這座村莊坐落在山上,卿卿對著四周環視了一圈,今天的村莊似乎格外熱鬧,以她看小說多年來的經驗,現在這座村莊內很可能在召開集會。

畢竟每逢集會,村落裏才會難得熱鬧一次。

依據卿卿得到的情報,那些妖魔並不會在近日出現,人界的地脈震動也並不會發生在近日。

他們還有時間去探查,想辦法護住這些百姓。

上個月這個村莊剛剛經歷過幾次地震,這個月好不容易沒有地震,機會難得,他們當然要好好地慶祝一下。

空氣中還隱隱約約的能聞到桃花的香氣,卿卿頓住腳步,擡頭便是一顆開滿了桃花的桃樹。

就算天界和人界一樣,擁有人間的四季,可卿卿還是更喜歡人界的季節變化。

人界相較於天界,更加有活力,卿卿喜歡一切富有生命力的事物。

少女伸出手,她火紅色襦裙上灑滿了淡粉色的桃花,少女沐浴在花雨中的模樣,讓少年難得的想起了那次在幻境之中,他們兩個人坐在桃樹下的那次。

那次他們也是在人間的村落裏,同樣是桃樹下。

他想起,他那日也是坐在桃樹上,看著桃子砸在卿卿身上,少女嘟著嘴訓斥他的模樣讓他的心臟也難得的隨之顫動了一下。
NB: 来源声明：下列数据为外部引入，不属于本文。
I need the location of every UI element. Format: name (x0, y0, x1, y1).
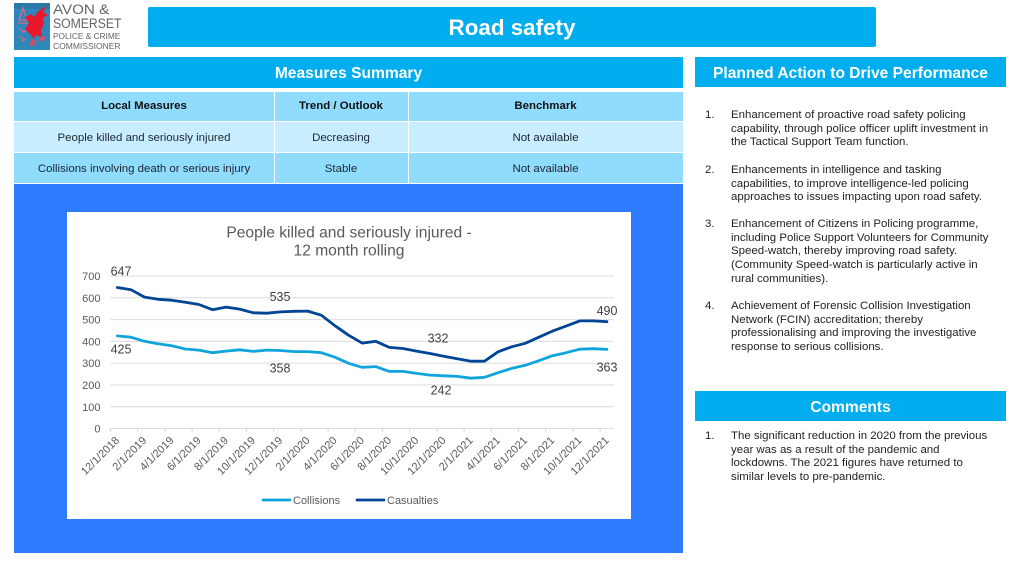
heading: comments: Comments (810, 399, 891, 416)
table row: people killed and seriously injured (14, 122, 683, 152)
x axis date labels: 4/1/2020 (301, 435, 340, 473)
chart title (226, 224, 472, 260)
action 4: Network (FCIN) accreditation; thereby (731, 314, 923, 326)
y axis labels (82, 271, 100, 436)
logo: Avon & Somerset Police & Crime Commissioner: AVON & (53, 2, 109, 18)
x axis date labels (79, 435, 612, 478)
y axis labels: 600 (82, 293, 100, 305)
x axis date labels: 4/1/2019 (138, 435, 177, 473)
y axis labels: 500 (82, 314, 100, 326)
heading: comments (695, 391, 1006, 421)
data labels: 535 (270, 290, 290, 304)
action 3: rural communities). (731, 273, 828, 285)
action 1: 1. (705, 109, 715, 121)
table header row: Benchmark (514, 100, 577, 112)
panel: measures summary (14, 57, 683, 553)
chart legend (263, 495, 439, 507)
action 3: Speed-watch, thereby improving road safety. (731, 245, 957, 257)
table header row: Trend / Outlook (299, 100, 383, 112)
text block: comment 1: year was as a result of the pandemic and (731, 444, 940, 456)
x axis date labels: 8/1/2019 (192, 435, 231, 473)
y axis labels: 0 (94, 424, 100, 436)
table row: people killed and seriously injured: Not available (512, 132, 579, 144)
table row: people killed and seriously injured: People killed and seriously injured (58, 132, 230, 144)
action 1: capability, through police officer uplift investment in (731, 123, 988, 135)
data labels: 490 (597, 304, 617, 318)
action 2: 2. (705, 164, 715, 176)
table row: people killed and seriously injured: Decreasing (312, 132, 370, 144)
logo text (53, 2, 122, 50)
heading: measures summary: Measures Summary (275, 65, 422, 82)
title bar (148, 7, 876, 47)
action 1: Enhancement of proactive road safety policing (731, 109, 966, 121)
line: casualties (117, 288, 607, 361)
data labels (111, 264, 617, 398)
heading: measures summary (14, 57, 683, 88)
data labels: 425 (111, 342, 131, 356)
table row: collisions involving death or serious injury: Stable (325, 163, 357, 175)
y axis labels: 300 (82, 358, 100, 370)
y axis labels: 700 (82, 271, 100, 283)
chart legend: Collisions (293, 495, 341, 507)
x axis date labels: 2/1/2020 (274, 435, 313, 473)
y axis labels: 100 (82, 402, 100, 414)
x axis date labels: 12/1/2020 (405, 435, 449, 478)
line: collisions (117, 336, 607, 378)
x axis date labels: 10/1/2021 (541, 435, 585, 478)
text block: comment 1: The significant reduction in 2020 from the previous (731, 430, 987, 442)
table header row: Local Measures (101, 100, 187, 112)
chart legend: Casualties (387, 495, 439, 507)
action 1: the Tactical Support Team function. (731, 136, 909, 148)
action 1 (705, 109, 988, 148)
action 4 (705, 300, 976, 353)
chart title: People killed and seriously injured - (226, 224, 472, 242)
table row: collisions involving death or serious injury: Not available (512, 163, 579, 175)
action 4: Achievement of Forensic Collision Investigation (731, 300, 971, 312)
action 4: 4. (705, 300, 715, 312)
action 2: capabilities, to improve intelligence-led policing (731, 178, 969, 190)
x axis date labels: 12/1/2019 (242, 435, 285, 478)
heading: planned action (695, 57, 1006, 87)
x axis date labels: 6/1/2020 (328, 435, 367, 473)
text block: comment 1: similar levels to pre-pandemic. (731, 471, 885, 483)
x axis date labels: 4/1/2021 (464, 435, 503, 473)
x axis date labels: 12/1/2018 (79, 435, 122, 478)
y axis labels: 200 (82, 380, 100, 392)
x axis date labels: 2/1/2019 (111, 435, 149, 473)
action 3: 3. (705, 218, 715, 230)
x axis date labels: 10/1/2019 (215, 435, 258, 478)
x axis date labels: 6/1/2021 (491, 435, 530, 473)
x axis date labels: 8/1/2021 (519, 435, 557, 473)
data labels: 363 (597, 360, 617, 374)
action 2: Enhancements in intelligence and tasking (731, 164, 941, 176)
table row: collisions involving death or serious injury (14, 153, 683, 183)
action 4: response to serious collisions. (731, 341, 884, 353)
chart title: 12 month rolling (294, 242, 404, 260)
x axis date labels: 10/1/2020 (378, 435, 421, 478)
action 3 (705, 218, 988, 285)
heading: planned action: Planned Action to Drive Performance (713, 65, 988, 82)
action 4: professionalising and improving the investigative (731, 327, 976, 339)
logo: Avon & Somerset Police & Crime Commissioner: POLICE & CRIME (53, 30, 120, 40)
text block: planned actions list (705, 109, 988, 353)
data labels: 332 (428, 332, 448, 346)
logo: Avon & Somerset Police & Crime Commissioner: COMMISSIONER (53, 40, 121, 50)
logo emblem: red dragon on blue shield (14, 3, 50, 50)
y axis labels: 400 (82, 336, 100, 348)
measures table (14, 92, 683, 184)
text block: comment 1 (705, 430, 987, 483)
x axis date labels: 12/1/2021 (569, 435, 612, 478)
action 2: approaches to issues impacting upon road safety. (731, 191, 982, 203)
x axis date labels: 2/1/2021 (437, 435, 476, 473)
action 3: (Community Speed-watch is particularly active in (731, 259, 978, 271)
data labels: 358 (270, 362, 290, 376)
table header row (14, 92, 683, 120)
logo: Avon & Somerset Police & Crime Commissioner: SOMERSET (53, 16, 121, 32)
chart panel (67, 212, 631, 519)
action 3: Enhancement of Citizens in Policing programme, (731, 218, 978, 230)
action 3: including Police Support Volunteers for Community (731, 232, 988, 244)
title bar: Road safety (449, 15, 575, 40)
text block: comment 1: 1. (705, 430, 715, 442)
text block: comment 1: lockdowns. The 2021 figures have returned to (731, 457, 963, 469)
action 2 (705, 164, 982, 203)
logo: Avon & Somerset Police & Crime Commissioner (14, 2, 122, 50)
data labels: 647 (111, 264, 131, 278)
data labels: 242 (431, 384, 451, 398)
table row: collisions involving death or serious injury: Collisions involving death or serious injury (38, 163, 250, 175)
x axis date labels: 8/1/2020 (355, 435, 394, 473)
x axis date labels: 6/1/2019 (165, 435, 204, 473)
幾乎是心隨意動,少年起身也走至桃樹下,他沒有用法訣,少年身上還穿的很華麗,卿卿以為狗兒子也想欣賞這花雨,剛想給他讓路。

卻發現少年靈活的爬上了樹。

他手中折下了一支好看的桃花,小心翼翼的想把桃花遞給她。

生怕她會拒絕。

卿卿一時間楞在那裏,她沒有想到顧徵會爬上樹將桃花遞給她。

桃花色澤艷麗,還能聞到淡淡的香氣,卿卿本不想伸手將桃花接到手中,只是面前的人這副卑微又懇請的姿態,她有些不知所措。

思慮良久,卿卿最終還是接過了桃花。

她神色略微有些僵硬,隨即開口道:“這花我暫且收下了。”

一定只是因為山間村落中的桃花太過艷麗,而不是因為她心疼狗兒子。

少年冰冷的眉眼這才有些許冰雪融化的痕跡。

卿卿別扭的別過了頭。

她沒再去看向一旁的少年,但顧徵知道卿卿能退步到收下他摘下贈予她的桃花,已經是她最大程度的讓步。

他不應該,也不能去苛求更多。

但他還是卑劣的希望卿卿能夠再更多的看他一眼。